En ese momento entró el propietario del bar y se dirigió directamente hacia Grieg. Catherine lo miró de un modo distinto a como lo había hecho hasta entonces.

—¿Has localizado la capilla? —preguntó en voz baja Grieg a su amigo.

—Sí —contestó, hablándole casi al oído—. La capilla es la única que «el arquitecto italiano» proyectó y construyó en Barcelona. Te he marcado el lugar donde está situada —dijo, y le entregó un plano de Barcelona, tras lo cual volvió de nuevo a la trastienda.

Grieg abrió el mapa y lo cotejó con el apunte que había dibujado en el hotel frente al proyector de transparencias, cuando Catherine se lo solicitó.

—¿Qué has averiguado, Gabriel? Yo estoy en blanco.

—Ya sé dónde se encuentra la capilla. No hay error posible —aseguró Grieg, que volvió a guardarse el papel en la cartera.

—Fantástico. ¡Vamos hacia allá!
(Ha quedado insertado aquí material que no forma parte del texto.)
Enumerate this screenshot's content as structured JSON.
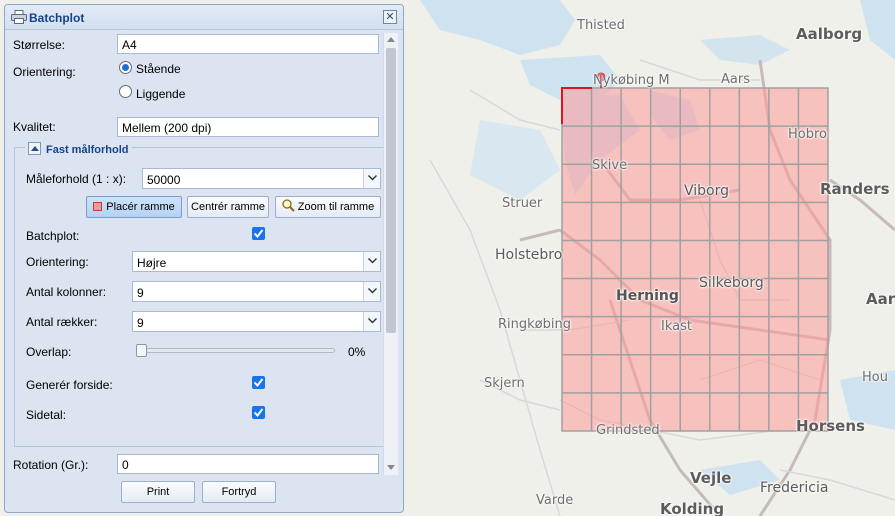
{
  "map": {
    "labels": [
      {
        "text": "Thisted"
      },
      {
        "text": "Aalborg"
      },
      {
        "text": "Nykøbing M"
      },
      {
        "text": "Aars"
      },
      {
        "text": "Hobro"
      },
      {
        "text": "Skive"
      },
      {
        "text": "Viborg"
      },
      {
        "text": "Randers"
      },
      {
        "text": "Struer"
      },
      {
        "text": "Holstebro"
      },
      {
        "text": "Silkeborg"
      },
      {
        "text": "Herning"
      },
      {
        "text": "Aar"
      },
      {
        "text": "Ringkøbing"
      },
      {
        "text": "Ikast"
      },
      {
        "text": "Skjern"
      },
      {
        "text": "Hou"
      },
      {
        "text": "Horsens"
      },
      {
        "text": "Grindsted"
      },
      {
        "text": "Vejle"
      },
      {
        "text": "Fredericia"
      },
      {
        "text": "Varde"
      },
      {
        "text": "Kolding"
      }
    ],
    "grid": {
      "columns": 9,
      "rows": 9,
      "fill_color": "#ff9a9a",
      "line_color": "#a0a0a0",
      "marker_color": "#e0141e"
    }
  },
  "panel": {
    "title": "Batchplot",
    "close_symbol": "✕",
    "size_label": "Størrelse:",
    "size_value": "A4",
    "orientation_label": "Orientering:",
    "portrait_label": "Stående",
    "landscape_label": "Liggende",
    "orientation_selected": "Stående",
    "quality_label": "Kvalitet:",
    "quality_value": "Mellem (200 dpi)",
    "fixed_scale": {
      "legend": "Fast målforhold",
      "scale_label": "Måleforhold (1 : x):",
      "scale_value": "50000",
      "place_frame_button": "Placér ramme",
      "center_frame_button": "Centrér ramme",
      "zoom_frame_button": "Zoom til ramme",
      "batchplot_label": "Batchplot:",
      "batchplot_checked": true,
      "orientation_label": "Orientering:",
      "orientation_value": "Højre",
      "columns_label": "Antal kolonner:",
      "columns_value": "9",
      "rows_label": "Antal rækker:",
      "rows_value": "9",
      "overlap_label": "Overlap:",
      "overlap_value": "0%",
      "overlap_fraction": 0,
      "cover_label": "Generér forside:",
      "cover_checked": true,
      "page_numbers_label": "Sidetal:",
      "page_numbers_checked": true
    },
    "rotation_label": "Rotation (Gr.):",
    "rotation_value": "0",
    "print_button": "Print",
    "cancel_button": "Fortryd"
  }
}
No perdamos ni un minuto…

—Espera, espera… —la interrumpió Grieg, mientras volvía a leer la carta firmada con las iniciales «C.O.».

… la depositaré hoy mismo, junto a su complemento, a las dos en punto de la madrugada, bajo la cornucopia […] Los destellos luminosos de la pólvora me indicarán dónde.
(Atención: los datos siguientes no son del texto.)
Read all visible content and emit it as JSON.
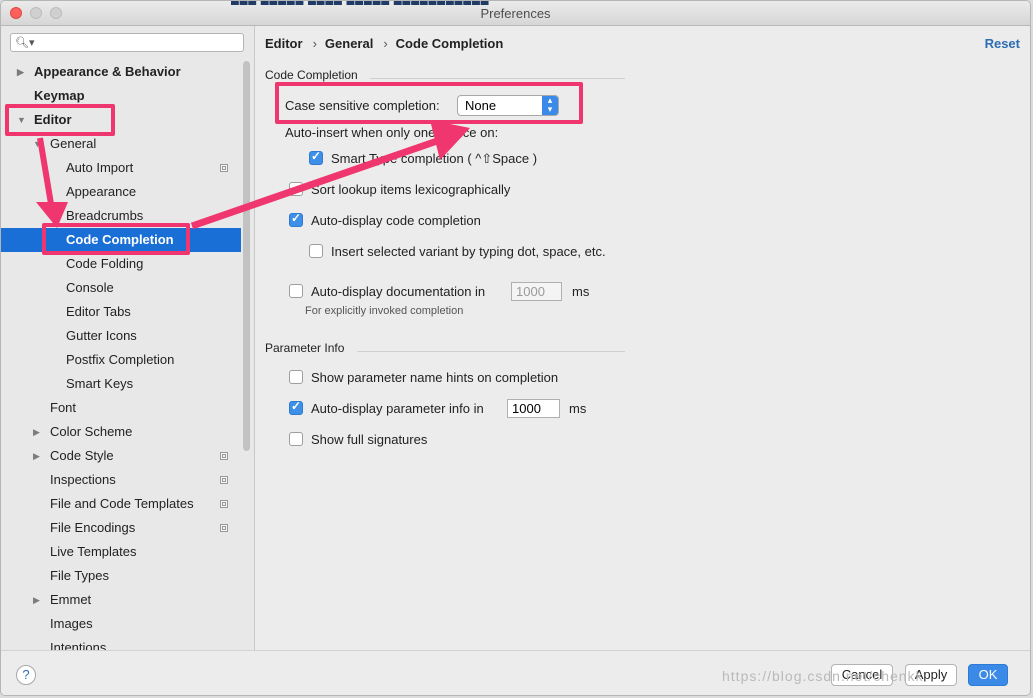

—Si te fijas bien —razonó Grieg—, el abajo firmante quería depositar la mitad de la llave…, y tenía que ser precisamente a las dos en punto de la madrugada.

—¿Qué importancia puede tener la hora?

—Sin duda está relacionado «con los destellos luminosos de la pólvora», y aunque no estoy completamente seguro…, por el lugar donde se encuentra la capilla sospecho de qué debe tratarse.

—Entonces, ¿qué opinas, Gabriel?

—Veamos. Tengo una mala noticia y otra buena.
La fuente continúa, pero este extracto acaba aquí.